Trump’s Clean Watershed: He orders the EPA to review Obama’s illegal waterways regulation.
Wall Street Journal Editorial, Updated Feb. 28, 2017 8:04 p.m. ET
Speaking of deregulation (see nearby), President Trump on Tuesday ordered the Environmental Protection Agency to reconsider an Obama Administration rule that seized control over tens of millions of acres of private land under the pretext of protecting the nation’s waterways. EPA chief Scott Pruitt will now follow due process to rescind one of his predecessor’s lawless rule-makings.
In 2015 the Obama EPA reinterpreted the Clean Water Act with a rule extending its extraterritorial claims to any creek, muddy farm field, ditch or prairie pothole located within a “significant nexus” of a navigable waterway. EPA defined significance broadly to include any land within the 100-year floodplain and 4,000 feet of land already under its jurisdiction, among other arbitrary delimitations.
Mr. Trump summed it up well, if not eloquently, when he said “it’s a horrible, horrible rule” and “massive power grab” that has “sort of a nice name, but everything else is bad.”
The rule would force farmers, contractors and manufacturers to obtain federal permits to put their property to productive use. After recent flooding in California, millions of more acres could come under EPA’s jurisdiction. Green groups could use the rule to block pipelines, housing projects or any development they don’t like. Farmers might be prohibited from using fertilizers that could flow downstream.
The Clean Water Act applies only to navigable waterways, but the EPA seized on the opening created by Justice Anthony Kennedy in the unfortunate 2006 Supreme Court case Rapanos v. U.S. that split 4-1-4. His controlling opinion invented the “significant nexus” standard that is a classic in judicial ambiguity and which the EPA used to expand government control over private property development.

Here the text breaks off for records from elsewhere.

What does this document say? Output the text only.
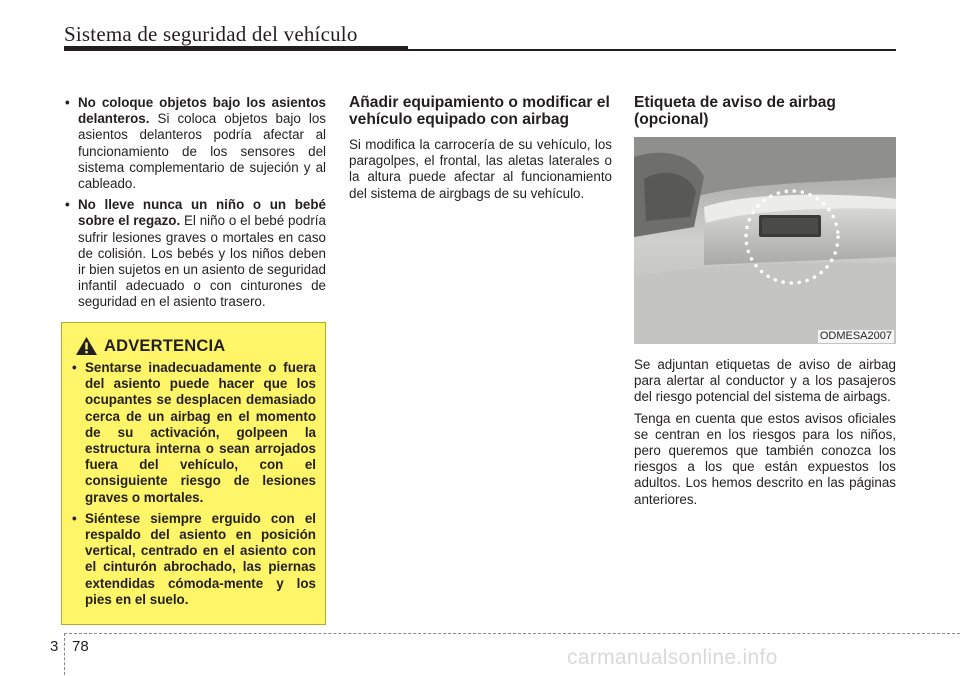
Sistema de seguridad del vehículo
• No coloque objetos bajo los asientos delanteros. Si coloca objetos bajo los asientos delanteros podría afectar al funcionamiento de los sensores del sistema complementario de sujeción y al cableado.
• No lleve nunca un niño o un bebé sobre el regazo. El niño o el bebé podría sufrir lesiones graves o mortales en caso de colisión. Los bebés y los niños deben ir bien sujetos en un asiento de seguridad infantil adecuado o con cinturones de seguridad en el asiento trasero.
ADVERTENCIA
• Sentarse inadecuadamente o fuera del asiento puede hacer que los ocupantes se desplacen demasiado cerca de un airbag en el momento de su activación, golpeen la estructura interna o sean arrojados fuera del vehículo, con el consiguiente riesgo de lesiones graves o mortales.
• Siéntese siempre erguido con el respaldo del asiento en posición vertical, centrado en el asiento con el cinturón abrochado, las piernas extendidas cómoda-mente y los pies en el suelo.
Añadir equipamiento o modificar el vehículo equipado con airbag

Si modifica la carrocería de su vehículo, los paragolpes, el frontal, las aletas laterales o la altura puede afectar al funcionamiento del sistema de airgbags de su vehículo.

Etiqueta de aviso de airbag (opcional)
ODMESA2007

Se adjuntan etiquetas de aviso de airbag para alertar al conductor y a los pasajeros del riesgo potencial del sistema de airbags.

Tenga en cuenta que estos avisos oficiales se centran en los riesgos para los niños, pero queremos que también conozca los riesgos a los que están expuestos los adultos. Los hemos descrito en las páginas anteriores.

3 78	carmanualsonline.info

Thirty-one states sued the EPA, and the Sixth Circuit Court of Appeals enjoined the rule nationwide in 2015 after finding that appellants were likely to win on the merits and that the rule-making was “facially suspect.” EPA even acknowledged that the “science available today” doesn’t support the regulation. Mr. Pruitt will be doing a national public service if he advises the Justice Department to withdraw the rule as an abuse of administrative power.